L’inchiesta diventa metafora della vita: scoprire segreti antichi significa scavare dentro se stessi. Wallander è un uomo inquieto non solo per i casi che affronta, ma per il suo presente e il suo passato. Ha paura della malattia, del declino, dell’oblio. Eppure continua a cercare la verità, fino alla fine .
Lettori e accoglienza
Tra i lettori italiani, il giudizio è positivo. Su QLibri ottiene una media di 2,9/5, ma con utenti che apprezzano intensamente stile e temi. Molti ritengono che sia una chiusura degna della saga, capace di coniugare intrigo internazionale e riflessione personale.
Recensioni su IBS e Feltrinelli descrivono il romanzo come un bestseller e lo definiscono “un pezzo di grande letteratura sul tema della vecchiaia rivestito dalle spoglie del giallo”. In particolare, si riconosce l’abilità di Mankell nel chiudere la saga mantenendo la tensione narrativa fino all’ultima pagina.
Collocazione editoriale
Pubblicato in Svezia nel 2009 con il titolo originale Den orolige mannen, l’edizione italiana è arrivata nel 2010 per Marsilio, traduzione di Giorgio Puleo e collana “Farfalle”. Conta circa 557 pagine nella versione edita in tascabile, disponibile anche in formato e‑book. Numerose ristampe successive confermano il gradimento del pubblico italiano.
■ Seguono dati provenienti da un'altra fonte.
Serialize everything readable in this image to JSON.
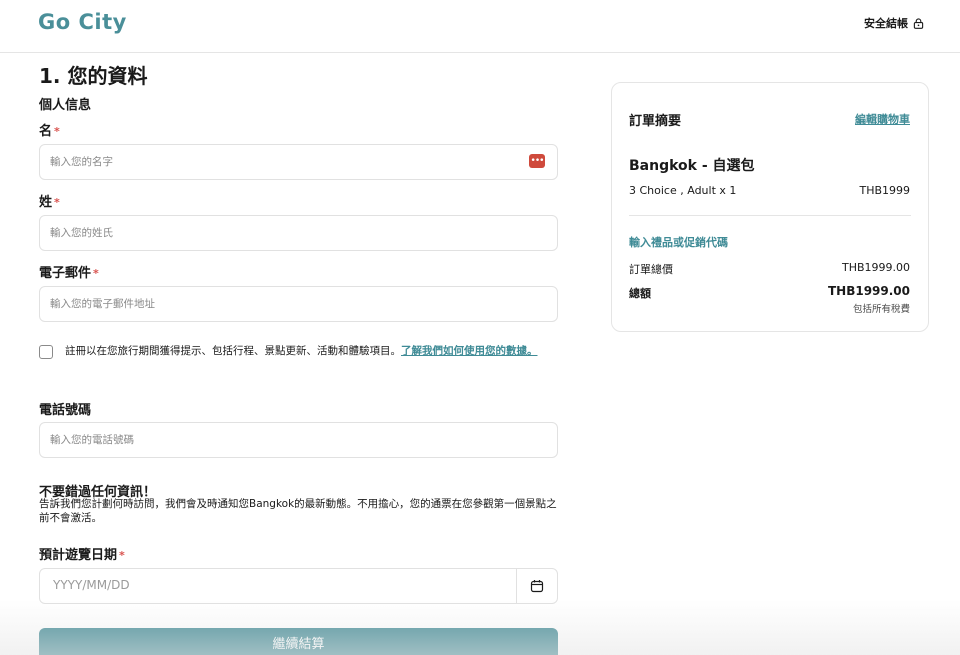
{
  "header": {
    "logo": "Go City",
    "secure_checkout": "安全結帳"
  },
  "form": {
    "page_title": "1. 您的資料",
    "section_title": "個人信息",
    "first_name": {
      "label": "名",
      "required_mark": "*",
      "placeholder": "輸入您的名字"
    },
    "last_name": {
      "label": "姓",
      "required_mark": "*",
      "placeholder": "輸入您的姓氏"
    },
    "email": {
      "label": "電子郵件",
      "required_mark": "*",
      "placeholder": "輸入您的電子郵件地址"
    },
    "consent": {
      "text": "註冊以在您旅行期間獲得提示、包括行程、景點更新、活動和體驗項目。",
      "link": "了解我們如何使用您的數據。"
    },
    "phone": {
      "label": "電話號碼",
      "placeholder": "輸入您的電話號碼"
    },
    "info": {
      "heading": "不要錯過任何資訊！",
      "body": "告訴我們您計劃何時訪問，我們會及時通知您Bangkok的最新動態。不用擔心，您的通票在您參觀第一個景點之前不會激活。"
    },
    "visit_date": {
      "label": "預計遊覽日期",
      "required_mark": "*",
      "placeholder": "YYYY/MM/DD"
    },
    "continue_button": "繼續結算"
  },
  "summary": {
    "title": "訂單摘要",
    "edit_cart": "編輯購物車",
    "product_name": "Bangkok - 自選包",
    "product_detail": "3 Choice , Adult x 1",
    "product_price": "THB1999",
    "promo_link": "輸入禮品或促銷代碼",
    "subtotal_label": "訂單總價",
    "subtotal_value": "THB1999.00",
    "total_label": "總額",
    "total_value": "THB1999.00",
    "tax_note": "包括所有稅費"
  },
  "colors": {
    "brand": "#4a8f99",
    "link": "#3f8b96",
    "required": "#d9534f",
    "password_manager": "#cf4a3c"
  },
  "icons": {
    "secure": "lock-icon",
    "password_manager": "password-manager-icon",
    "calendar": "calendar-icon"
  }
}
Punti di forza di “L’uomo inquieto”
- Chiusura intensa e riflessiva di una saga decennale
- Mix equilibrato tra spy‑story e introspezione personale
- Stile asciutto, dialoghi realistici, atmosfera evocativa
- Temi universali: vecchiaia, memoria, identità, responsabilità
- Protagonista profondo e autentico, fonte di empatia per il lettore
Limiti e considerazioni
Non si tratta di un giallo ad alto ritmo, pieno di colpi di scena improvvisi. Il focus è sul respiro intimo di Wallander e sul racconto storico-politico. Alcuni lettori possono trovarlo più contemplativo che action‑oriented. Altri avrebbero desiderato un maggiore slancio narrativo. Ma la scelta dell’autore è chiara: congedarsi con dignità e profondità.
Chi dovrebbe leggere “L’uomo inquieto”
- I fan della saga di Wallander
- Gli appassionati di gialli nordici con profondità emotiva
- Lettori interessati a riflessioni sulla fine della vita e sul tempo che resta
- Amanti delle spy‑story con radici storiche nella Guerra Fredda
Un saluto finale diverso dal solito
Questo lungo viaggio narrativo e umano ci ha portato dentro le pieghe della vita di Kurt Wallander, un personaggio che ha incarnato in modo struggente i conflitti della mente e del cuore. L’uomo inquieto è un’opera che offre un saluto definitivo, ma anche uno stimolo a riflettere su come ogni vita, anche quella di un commissario stanco, possa risplendere fino alla fine.